Selon l’état cristallin du polymère, on observe une ou deux températures caractéristiques : la température de transition vitreuse Tg et la température de fusion Tm. Le passage de la Tg se traduit par une transition d’un état vitreux à caoutchouteux qui s’accompagne d’une diminution significative de la rigidité. Le passage de la Tm se traduit par une transition d’un état caoutchouteux à visqueux accompagnée d’une nouvelle chute de la rigidité.
❖ Les polymères amorphes
Ce type de matériau présente une structure sans arrangement particulier. Les chaînes de molécules sont entremêlées de manière désordonnée . Un polymère amorphe est caractérisé par sa température de transition vitreuse Tg. Au dessus de la Tg, l’énergie est assez grande pour qu’il y ait désenchevêtrement des chaînes de molécules. Dans ce cas, les conditions de refroidissement n’ont pas d’influence sur les caractéristiques mécaniques du matériau. La mise en œuvre peut donc se faire plus facilement comparativement aux semi-cristallins. De plus, les polymères amorphes possèdent de plus faibles propriétés mécaniques que les semi-cristallins.

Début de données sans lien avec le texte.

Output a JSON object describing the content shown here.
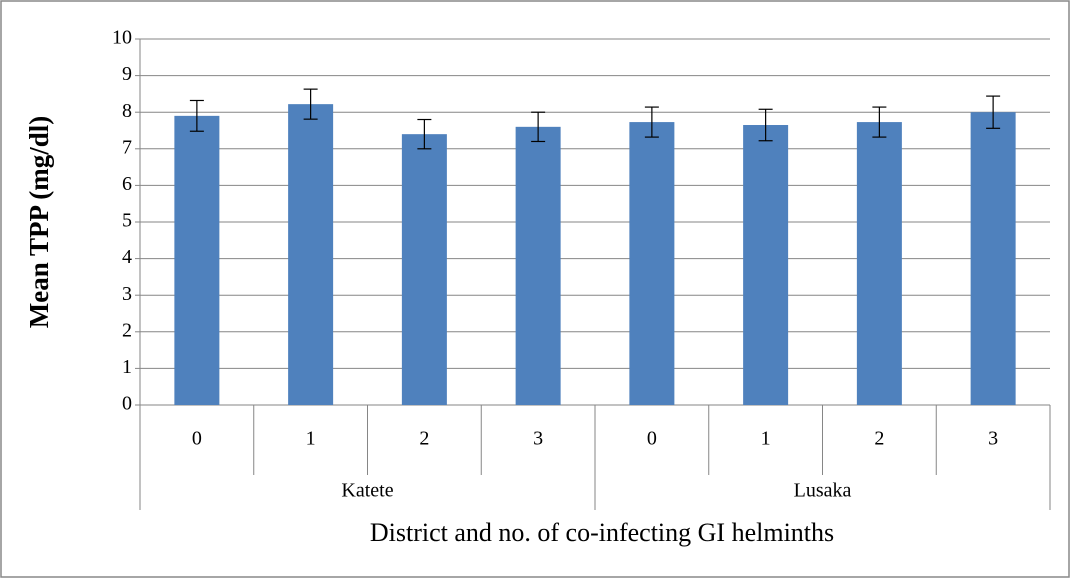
{
  "chart_data": {
    "type": "bar",
    "y_label": "Mean TPP (mg/dl)",
    "x_label": "District and no. of co-infecting GI helminths",
    "groups": [
      {
        "label": "Katete",
        "categories": [
          "0",
          "1",
          "2",
          "3"
        ]
      },
      {
        "label": "Lusaka",
        "categories": [
          "0",
          "1",
          "2",
          "3"
        ]
      }
    ],
    "values": [
      7.9,
      8.22,
      7.4,
      7.6,
      7.73,
      7.65,
      7.73,
      8.0
    ],
    "errors": [
      0.42,
      0.41,
      0.4,
      0.4,
      0.41,
      0.43,
      0.41,
      0.44
    ],
    "color": "#4f81bd",
    "ylim": [
      0,
      10
    ],
    "yticks": [
      0,
      1,
      2,
      3,
      4,
      5,
      6,
      7,
      8,
      9,
      10
    ],
    "grid": true
  }
}
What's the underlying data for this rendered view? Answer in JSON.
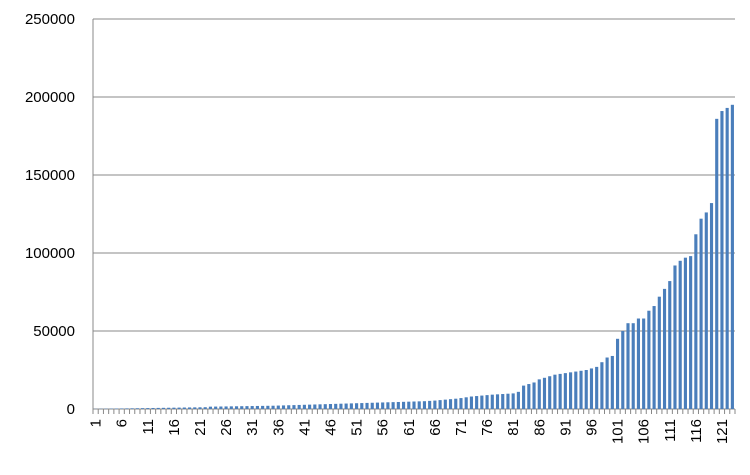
{
  "chart_data": {
    "type": "bar",
    "categories": [
      "1",
      null,
      null,
      null,
      null,
      "6",
      null,
      null,
      null,
      null,
      "11",
      null,
      null,
      null,
      null,
      "16",
      null,
      null,
      null,
      null,
      "21",
      null,
      null,
      null,
      null,
      "26",
      null,
      null,
      null,
      null,
      "31",
      null,
      null,
      null,
      null,
      "36",
      null,
      null,
      null,
      null,
      "41",
      null,
      null,
      null,
      null,
      "46",
      null,
      null,
      null,
      null,
      "51",
      null,
      null,
      null,
      null,
      "56",
      null,
      null,
      null,
      null,
      "61",
      null,
      null,
      null,
      null,
      "66",
      null,
      null,
      null,
      null,
      "71",
      null,
      null,
      null,
      null,
      "76",
      null,
      null,
      null,
      null,
      "81",
      null,
      null,
      null,
      null,
      "86",
      null,
      null,
      null,
      null,
      "91",
      null,
      null,
      null,
      null,
      "96",
      null,
      null,
      null,
      null,
      "101",
      null,
      null,
      null,
      null,
      "106",
      null,
      null,
      null,
      null,
      "111",
      null,
      null,
      null,
      null,
      "116",
      null,
      null,
      null,
      null,
      "121",
      null,
      null
    ],
    "values": [
      100,
      150,
      200,
      250,
      300,
      350,
      400,
      450,
      500,
      550,
      600,
      650,
      700,
      750,
      800,
      850,
      900,
      950,
      1000,
      1050,
      1100,
      1150,
      1500,
      1550,
      1600,
      1650,
      1700,
      1750,
      1800,
      1850,
      1900,
      1950,
      2000,
      2050,
      2100,
      2200,
      2300,
      2400,
      2500,
      2600,
      2700,
      2800,
      2900,
      3000,
      3100,
      3200,
      3300,
      3400,
      3500,
      3600,
      3700,
      3800,
      3900,
      4000,
      4100,
      4200,
      4300,
      4400,
      4500,
      4600,
      4700,
      4800,
      4900,
      5000,
      5200,
      5400,
      5700,
      6000,
      6300,
      6600,
      7000,
      7500,
      8000,
      8300,
      8600,
      8900,
      9200,
      9400,
      9600,
      9800,
      10000,
      11000,
      15000,
      16000,
      17000,
      19000,
      20000,
      21000,
      22000,
      22500,
      23000,
      23500,
      24000,
      24500,
      25000,
      26000,
      27000,
      30000,
      33000,
      34000,
      45000,
      50000,
      55000,
      55000,
      58000,
      58000,
      63000,
      66000,
      72000,
      77000,
      82000,
      92000,
      95000,
      97000,
      98000,
      112000,
      122000,
      126000,
      132000,
      186000,
      191000,
      193000,
      195000
    ],
    "color": "#4a7ebb",
    "ylim": [
      0,
      250000
    ],
    "yticks": [
      0,
      50000,
      100000,
      150000,
      200000,
      250000
    ],
    "grid": true
  }
}
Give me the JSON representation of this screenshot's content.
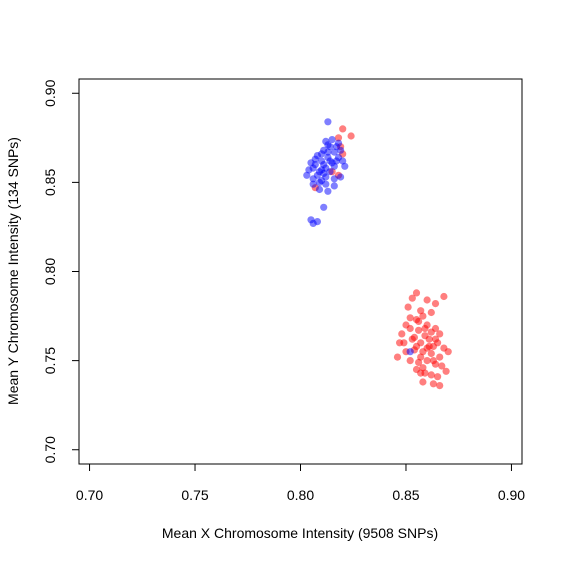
{
  "chart_data": {
    "type": "scatter",
    "title": "",
    "xlabel": "Mean X Chromosome Intensity (9508 SNPs)",
    "ylabel": "Mean Y Chromosome Intensity (134 SNPs)",
    "xlim": [
      0.695,
      0.905
    ],
    "ylim": [
      0.692,
      0.908
    ],
    "x_ticks": [
      0.7,
      0.75,
      0.8,
      0.85,
      0.9
    ],
    "x_tick_labels": [
      "0.70",
      "0.75",
      "0.80",
      "0.85",
      "0.90"
    ],
    "y_ticks": [
      0.7,
      0.75,
      0.8,
      0.85,
      0.9
    ],
    "y_tick_labels": [
      "0.70",
      "0.75",
      "0.80",
      "0.85",
      "0.90"
    ],
    "grid": false,
    "legend": "none",
    "colors": {
      "cluster_a": "#0000ff",
      "cluster_b": "#ff0000"
    },
    "series": [
      {
        "color": "#ff0000",
        "points": [
          [
            0.807,
            0.847
          ],
          [
            0.818,
            0.854
          ],
          [
            0.82,
            0.866
          ],
          [
            0.819,
            0.87
          ],
          [
            0.824,
            0.876
          ],
          [
            0.82,
            0.88
          ],
          [
            0.818,
            0.875
          ],
          [
            0.815,
            0.856
          ],
          [
            0.853,
            0.785
          ],
          [
            0.855,
            0.788
          ],
          [
            0.86,
            0.784
          ],
          [
            0.864,
            0.782
          ],
          [
            0.868,
            0.786
          ],
          [
            0.851,
            0.78
          ],
          [
            0.857,
            0.778
          ],
          [
            0.862,
            0.777
          ],
          [
            0.85,
            0.77
          ],
          [
            0.848,
            0.765
          ],
          [
            0.852,
            0.768
          ],
          [
            0.856,
            0.772
          ],
          [
            0.86,
            0.77
          ],
          [
            0.864,
            0.768
          ],
          [
            0.866,
            0.765
          ],
          [
            0.849,
            0.76
          ],
          [
            0.853,
            0.762
          ],
          [
            0.857,
            0.76
          ],
          [
            0.861,
            0.762
          ],
          [
            0.865,
            0.76
          ],
          [
            0.868,
            0.757
          ],
          [
            0.85,
            0.755
          ],
          [
            0.854,
            0.756
          ],
          [
            0.858,
            0.755
          ],
          [
            0.862,
            0.754
          ],
          [
            0.866,
            0.752
          ],
          [
            0.87,
            0.755
          ],
          [
            0.852,
            0.75
          ],
          [
            0.856,
            0.749
          ],
          [
            0.86,
            0.75
          ],
          [
            0.864,
            0.748
          ],
          [
            0.867,
            0.747
          ],
          [
            0.855,
            0.745
          ],
          [
            0.859,
            0.743
          ],
          [
            0.862,
            0.742
          ],
          [
            0.865,
            0.741
          ],
          [
            0.858,
            0.738
          ],
          [
            0.863,
            0.737
          ],
          [
            0.866,
            0.736
          ],
          [
            0.855,
            0.758
          ],
          [
            0.859,
            0.764
          ],
          [
            0.863,
            0.758
          ],
          [
            0.857,
            0.752
          ],
          [
            0.861,
            0.758
          ],
          [
            0.854,
            0.763
          ],
          [
            0.862,
            0.766
          ],
          [
            0.858,
            0.746
          ],
          [
            0.856,
            0.767
          ],
          [
            0.864,
            0.762
          ],
          [
            0.852,
            0.774
          ],
          [
            0.858,
            0.775
          ],
          [
            0.847,
            0.76
          ],
          [
            0.869,
            0.744
          ],
          [
            0.846,
            0.752
          ],
          [
            0.86,
            0.757
          ],
          [
            0.857,
            0.743
          ],
          [
            0.863,
            0.75
          ],
          [
            0.855,
            0.773
          ],
          [
            0.859,
            0.768
          ]
        ]
      },
      {
        "color": "#0000ff",
        "points": [
          [
            0.813,
            0.884
          ],
          [
            0.805,
            0.829
          ],
          [
            0.806,
            0.827
          ],
          [
            0.808,
            0.828
          ],
          [
            0.811,
            0.836
          ],
          [
            0.809,
            0.846
          ],
          [
            0.813,
            0.845
          ],
          [
            0.816,
            0.848
          ],
          [
            0.803,
            0.854
          ],
          [
            0.804,
            0.857
          ],
          [
            0.806,
            0.852
          ],
          [
            0.807,
            0.86
          ],
          [
            0.809,
            0.856
          ],
          [
            0.81,
            0.862
          ],
          [
            0.812,
            0.858
          ],
          [
            0.813,
            0.864
          ],
          [
            0.815,
            0.861
          ],
          [
            0.816,
            0.867
          ],
          [
            0.817,
            0.87
          ],
          [
            0.818,
            0.872
          ],
          [
            0.811,
            0.868
          ],
          [
            0.814,
            0.87
          ],
          [
            0.808,
            0.865
          ],
          [
            0.812,
            0.873
          ],
          [
            0.815,
            0.874
          ],
          [
            0.819,
            0.868
          ],
          [
            0.82,
            0.862
          ],
          [
            0.81,
            0.851
          ],
          [
            0.812,
            0.853
          ],
          [
            0.806,
            0.858
          ],
          [
            0.809,
            0.85
          ],
          [
            0.814,
            0.856
          ],
          [
            0.816,
            0.859
          ],
          [
            0.818,
            0.864
          ],
          [
            0.807,
            0.863
          ],
          [
            0.813,
            0.867
          ],
          [
            0.81,
            0.857
          ],
          [
            0.811,
            0.86
          ],
          [
            0.814,
            0.862
          ],
          [
            0.817,
            0.862
          ],
          [
            0.808,
            0.854
          ],
          [
            0.81,
            0.866
          ],
          [
            0.813,
            0.871
          ],
          [
            0.812,
            0.849
          ],
          [
            0.806,
            0.849
          ],
          [
            0.821,
            0.859
          ],
          [
            0.819,
            0.853
          ],
          [
            0.805,
            0.861
          ],
          [
            0.816,
            0.852
          ],
          [
            0.811,
            0.855
          ],
          [
            0.852,
            0.755
          ]
        ]
      }
    ]
  }
}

❖ Les polymères semi-cristallins
Un polymère n’est jamais totalement cristallin [Chassanieux, 2008], seulement partiellement cristallisé. Le polymère possède alors 2 phases : une phase amorphe reliée à une phase cristalline ordonnée . Ces dernières sont assimilables à des sphères à cause du caractère multidirectionnel de la cristallisation à partir d’un centre de germination et sont appelées sphérolites. Les polymères semi cristallins sont caractérisés par un taux de cristallinité pouvant varier entre 20 à 80 %. La structure partiellement organisée rend les chaînes de macromolécules solidement enchevêtrées. Un polymère semi-cristallin est caractérisé par sa Tg et sa Tm. Au-delà de la Tg, seules les parties amorphes s’écoulent expliquant une perte partielle des caractéristiques mécaniques à cette température. Les parties cristallines commencent à fondre à partir de la température de fusion Tm, à partir de laquelle les propriétés mécaniques deviennent insignifiantes [Boukhili, 2009]. L’un des inconvénients majeurs des TP semi-cristallins réside dans leur mise en œuvre. En effet, le taux de cristallinité et le comportement thermomécanique dépendent directement des conditions de refroidissement du matériau. Les propriétés mécaniques vont donc varier fortement en fonction du temps et de la température de refroidissement rendant les opérations de mise en forme particulièrement délicates. En règle générale, les propriétés mécaniques diminuent avec le taux de cristallinité, qui lui-même diminue lorsque le taux de refroidissement augmente.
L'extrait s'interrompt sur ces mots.